Much research has been done on the subject, including Neighborhood Progress, Inc's June 2005 report Cleveland at the Crossroads: Turning Abandonment into Opportunity, which focuses primarily on residential issues and strategies. In their report, estimates range from 10,000 to 25,000 abandoned properties (of all types) in the City of Cleveland alone. One attempt to capture this opportunity on the residential side is the city's land bank, established in 1976, which has been lauded nationwide as a model for intervention by the city and its community development corporations (CDCs).
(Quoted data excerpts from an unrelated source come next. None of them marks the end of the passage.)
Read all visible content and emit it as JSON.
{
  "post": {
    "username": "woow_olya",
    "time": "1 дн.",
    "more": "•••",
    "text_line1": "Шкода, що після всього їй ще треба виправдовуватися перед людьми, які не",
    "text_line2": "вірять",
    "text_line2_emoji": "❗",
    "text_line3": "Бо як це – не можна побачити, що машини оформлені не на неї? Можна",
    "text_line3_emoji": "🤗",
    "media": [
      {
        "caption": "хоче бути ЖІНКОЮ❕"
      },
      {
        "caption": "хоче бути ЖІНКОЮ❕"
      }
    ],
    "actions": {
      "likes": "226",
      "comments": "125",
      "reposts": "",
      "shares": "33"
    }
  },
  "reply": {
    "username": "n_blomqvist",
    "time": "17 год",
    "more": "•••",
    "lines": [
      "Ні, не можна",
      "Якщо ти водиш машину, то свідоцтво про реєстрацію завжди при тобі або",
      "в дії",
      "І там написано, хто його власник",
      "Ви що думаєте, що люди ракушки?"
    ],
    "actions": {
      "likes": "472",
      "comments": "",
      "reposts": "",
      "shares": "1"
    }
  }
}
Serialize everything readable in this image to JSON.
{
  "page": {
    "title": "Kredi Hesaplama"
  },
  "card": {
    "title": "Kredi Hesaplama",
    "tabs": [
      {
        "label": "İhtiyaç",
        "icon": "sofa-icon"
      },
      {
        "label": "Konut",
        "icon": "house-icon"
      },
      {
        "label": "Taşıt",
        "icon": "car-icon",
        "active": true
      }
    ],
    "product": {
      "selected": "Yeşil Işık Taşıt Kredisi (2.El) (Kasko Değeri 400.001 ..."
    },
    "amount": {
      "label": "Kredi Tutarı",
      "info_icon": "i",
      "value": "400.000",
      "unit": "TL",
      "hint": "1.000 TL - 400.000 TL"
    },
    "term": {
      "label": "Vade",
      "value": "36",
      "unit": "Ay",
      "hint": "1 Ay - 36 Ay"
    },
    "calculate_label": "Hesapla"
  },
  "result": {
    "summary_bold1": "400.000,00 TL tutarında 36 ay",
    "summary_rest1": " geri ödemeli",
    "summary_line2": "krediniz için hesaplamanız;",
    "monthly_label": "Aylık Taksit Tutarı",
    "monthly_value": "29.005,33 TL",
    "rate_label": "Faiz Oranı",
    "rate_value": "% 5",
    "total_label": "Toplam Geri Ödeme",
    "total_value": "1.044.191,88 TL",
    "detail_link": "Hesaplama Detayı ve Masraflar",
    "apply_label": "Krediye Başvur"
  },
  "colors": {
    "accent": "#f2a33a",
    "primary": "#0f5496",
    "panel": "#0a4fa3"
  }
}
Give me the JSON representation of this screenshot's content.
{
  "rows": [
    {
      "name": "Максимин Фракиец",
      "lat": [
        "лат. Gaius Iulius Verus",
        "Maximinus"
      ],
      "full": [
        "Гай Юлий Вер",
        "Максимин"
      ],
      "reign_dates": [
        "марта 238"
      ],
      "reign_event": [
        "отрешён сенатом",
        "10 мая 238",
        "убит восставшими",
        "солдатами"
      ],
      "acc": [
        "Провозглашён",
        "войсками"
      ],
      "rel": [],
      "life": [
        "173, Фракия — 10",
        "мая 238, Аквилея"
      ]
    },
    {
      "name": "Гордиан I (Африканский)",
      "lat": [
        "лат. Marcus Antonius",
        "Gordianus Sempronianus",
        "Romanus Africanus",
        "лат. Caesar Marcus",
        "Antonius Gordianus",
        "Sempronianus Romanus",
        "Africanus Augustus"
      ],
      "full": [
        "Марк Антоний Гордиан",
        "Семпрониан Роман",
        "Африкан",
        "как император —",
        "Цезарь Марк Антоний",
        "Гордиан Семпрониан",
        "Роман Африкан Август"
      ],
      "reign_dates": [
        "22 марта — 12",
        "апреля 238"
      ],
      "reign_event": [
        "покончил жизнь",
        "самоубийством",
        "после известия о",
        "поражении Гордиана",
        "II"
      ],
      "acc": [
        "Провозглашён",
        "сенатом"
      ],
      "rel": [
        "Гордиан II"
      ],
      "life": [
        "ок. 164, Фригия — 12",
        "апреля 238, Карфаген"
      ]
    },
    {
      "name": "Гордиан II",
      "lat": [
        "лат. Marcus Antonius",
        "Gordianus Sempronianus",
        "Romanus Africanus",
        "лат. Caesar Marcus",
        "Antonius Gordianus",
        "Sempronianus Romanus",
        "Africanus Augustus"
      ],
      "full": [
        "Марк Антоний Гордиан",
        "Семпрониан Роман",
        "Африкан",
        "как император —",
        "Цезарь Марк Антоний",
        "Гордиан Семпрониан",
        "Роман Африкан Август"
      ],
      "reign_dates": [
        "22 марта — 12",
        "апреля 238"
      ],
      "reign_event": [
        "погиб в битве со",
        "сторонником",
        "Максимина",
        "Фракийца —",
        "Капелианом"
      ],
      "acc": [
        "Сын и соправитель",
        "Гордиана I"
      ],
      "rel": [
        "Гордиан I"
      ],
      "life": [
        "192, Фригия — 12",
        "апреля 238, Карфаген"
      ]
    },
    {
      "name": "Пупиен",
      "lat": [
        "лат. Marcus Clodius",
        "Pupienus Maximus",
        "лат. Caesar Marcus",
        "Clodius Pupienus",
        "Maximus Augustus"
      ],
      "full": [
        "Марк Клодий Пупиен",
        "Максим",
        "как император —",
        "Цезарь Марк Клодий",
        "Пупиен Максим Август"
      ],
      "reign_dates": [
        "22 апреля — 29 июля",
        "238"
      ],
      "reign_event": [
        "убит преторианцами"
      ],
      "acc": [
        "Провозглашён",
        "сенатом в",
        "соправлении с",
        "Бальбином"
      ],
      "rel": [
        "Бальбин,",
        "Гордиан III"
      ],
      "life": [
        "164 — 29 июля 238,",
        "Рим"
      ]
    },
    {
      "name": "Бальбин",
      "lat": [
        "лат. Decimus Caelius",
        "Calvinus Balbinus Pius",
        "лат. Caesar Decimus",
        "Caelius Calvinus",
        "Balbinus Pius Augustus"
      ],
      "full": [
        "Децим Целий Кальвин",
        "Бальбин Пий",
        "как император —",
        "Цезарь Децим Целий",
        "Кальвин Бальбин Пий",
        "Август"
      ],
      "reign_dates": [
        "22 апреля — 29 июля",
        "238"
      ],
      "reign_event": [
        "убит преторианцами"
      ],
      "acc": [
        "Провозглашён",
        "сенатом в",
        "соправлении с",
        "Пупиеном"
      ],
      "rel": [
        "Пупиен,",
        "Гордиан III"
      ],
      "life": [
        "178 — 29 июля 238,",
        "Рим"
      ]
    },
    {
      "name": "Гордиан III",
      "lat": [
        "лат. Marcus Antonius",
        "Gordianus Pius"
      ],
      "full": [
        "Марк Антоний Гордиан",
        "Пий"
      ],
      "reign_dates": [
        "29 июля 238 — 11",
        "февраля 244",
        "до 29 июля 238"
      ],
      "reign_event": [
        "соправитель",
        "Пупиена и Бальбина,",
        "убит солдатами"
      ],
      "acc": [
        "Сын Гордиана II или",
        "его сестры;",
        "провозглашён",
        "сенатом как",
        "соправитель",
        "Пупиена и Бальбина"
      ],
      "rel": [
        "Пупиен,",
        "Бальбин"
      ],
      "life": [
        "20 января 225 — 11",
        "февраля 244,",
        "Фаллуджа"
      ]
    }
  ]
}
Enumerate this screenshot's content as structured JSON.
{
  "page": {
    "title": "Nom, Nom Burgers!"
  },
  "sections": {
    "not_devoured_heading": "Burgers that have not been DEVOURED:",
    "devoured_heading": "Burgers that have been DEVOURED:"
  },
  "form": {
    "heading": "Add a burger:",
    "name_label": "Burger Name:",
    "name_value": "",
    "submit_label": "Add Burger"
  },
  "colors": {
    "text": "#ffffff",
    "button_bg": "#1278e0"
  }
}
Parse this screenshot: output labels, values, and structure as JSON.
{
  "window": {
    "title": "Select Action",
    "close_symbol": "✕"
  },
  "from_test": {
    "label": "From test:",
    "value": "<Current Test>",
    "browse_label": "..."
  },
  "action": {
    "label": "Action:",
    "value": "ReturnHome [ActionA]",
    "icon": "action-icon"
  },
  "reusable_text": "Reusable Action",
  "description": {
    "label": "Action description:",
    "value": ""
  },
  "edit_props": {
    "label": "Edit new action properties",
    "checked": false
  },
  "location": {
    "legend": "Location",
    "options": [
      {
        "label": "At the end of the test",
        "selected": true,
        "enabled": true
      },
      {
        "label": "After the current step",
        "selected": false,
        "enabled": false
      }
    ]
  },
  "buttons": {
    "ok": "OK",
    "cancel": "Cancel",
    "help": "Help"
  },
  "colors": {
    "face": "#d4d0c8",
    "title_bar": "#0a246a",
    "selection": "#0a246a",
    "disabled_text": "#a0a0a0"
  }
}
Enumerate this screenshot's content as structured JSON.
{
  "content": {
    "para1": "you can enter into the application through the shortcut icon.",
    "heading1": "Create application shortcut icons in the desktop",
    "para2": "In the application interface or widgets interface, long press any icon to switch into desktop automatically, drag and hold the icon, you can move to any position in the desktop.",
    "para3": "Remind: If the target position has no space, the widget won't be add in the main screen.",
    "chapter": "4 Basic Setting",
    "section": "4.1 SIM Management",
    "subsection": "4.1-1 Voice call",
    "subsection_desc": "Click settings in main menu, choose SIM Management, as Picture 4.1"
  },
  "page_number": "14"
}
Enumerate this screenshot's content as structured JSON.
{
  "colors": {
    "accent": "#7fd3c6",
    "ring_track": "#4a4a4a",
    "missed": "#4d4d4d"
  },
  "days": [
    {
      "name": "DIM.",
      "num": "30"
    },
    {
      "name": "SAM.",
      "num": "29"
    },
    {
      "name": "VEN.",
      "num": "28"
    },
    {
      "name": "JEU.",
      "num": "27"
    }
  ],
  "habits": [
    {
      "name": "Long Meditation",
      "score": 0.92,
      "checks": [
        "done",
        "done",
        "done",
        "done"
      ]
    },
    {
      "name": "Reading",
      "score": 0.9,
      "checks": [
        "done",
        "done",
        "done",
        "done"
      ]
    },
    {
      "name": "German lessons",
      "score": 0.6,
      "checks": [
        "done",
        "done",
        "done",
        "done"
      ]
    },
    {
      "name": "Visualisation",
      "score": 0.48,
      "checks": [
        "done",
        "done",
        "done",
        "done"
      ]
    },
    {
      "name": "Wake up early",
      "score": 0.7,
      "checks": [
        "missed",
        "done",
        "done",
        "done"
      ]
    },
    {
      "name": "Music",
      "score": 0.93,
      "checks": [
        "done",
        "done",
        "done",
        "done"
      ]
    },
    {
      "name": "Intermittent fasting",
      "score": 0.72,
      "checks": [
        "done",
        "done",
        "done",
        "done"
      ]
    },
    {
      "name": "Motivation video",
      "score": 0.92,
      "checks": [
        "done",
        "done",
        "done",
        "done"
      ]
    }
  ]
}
Many of the new housing starts in Cleveland's neighborhoods have utilized the land bank's resources to make their projects feasible.

In addition, the city recently announced the release of its final report, Strategy for the Implementation of an Industrial Land Bank with Kevin O'Brien, Executive Director of Cleveland State University’s Great Lakes Environmental Finance Center, which details options for how the city’s Industrial Land Bank will operate.

“We created the city’s first Industrial Land Bank to acquire and develop properties like the Midland Steel site, a location where we could build off of significant investments being made in the surrounding community and create jobs in the city of Cleveland” said Mayor Campbell. “The release of our final report on the Industrial Land Bank process provides the best strategy for the city to develop the Midland Steel site and other industrial sites citywide.”

"In the last nine months, 28 companies requested a total of 100-125 acres of land on which to locate and add more than 1,300 jobs to the city. Mayor Campbell directed her Economic Development Department to make more than 100 acres of land available in the city, leading eventually to her creating the county’s first Industrial Land Bank by legislation in July 2005."

Read the full release on the City's site: http://www.city.cleveland.oh.us/mayor/press/2005/200510/10_18_2005.htm

Efforts such as these are of critical importance and must be continued and strengthened over the years to come as Cleveland continues to redevelop and grow.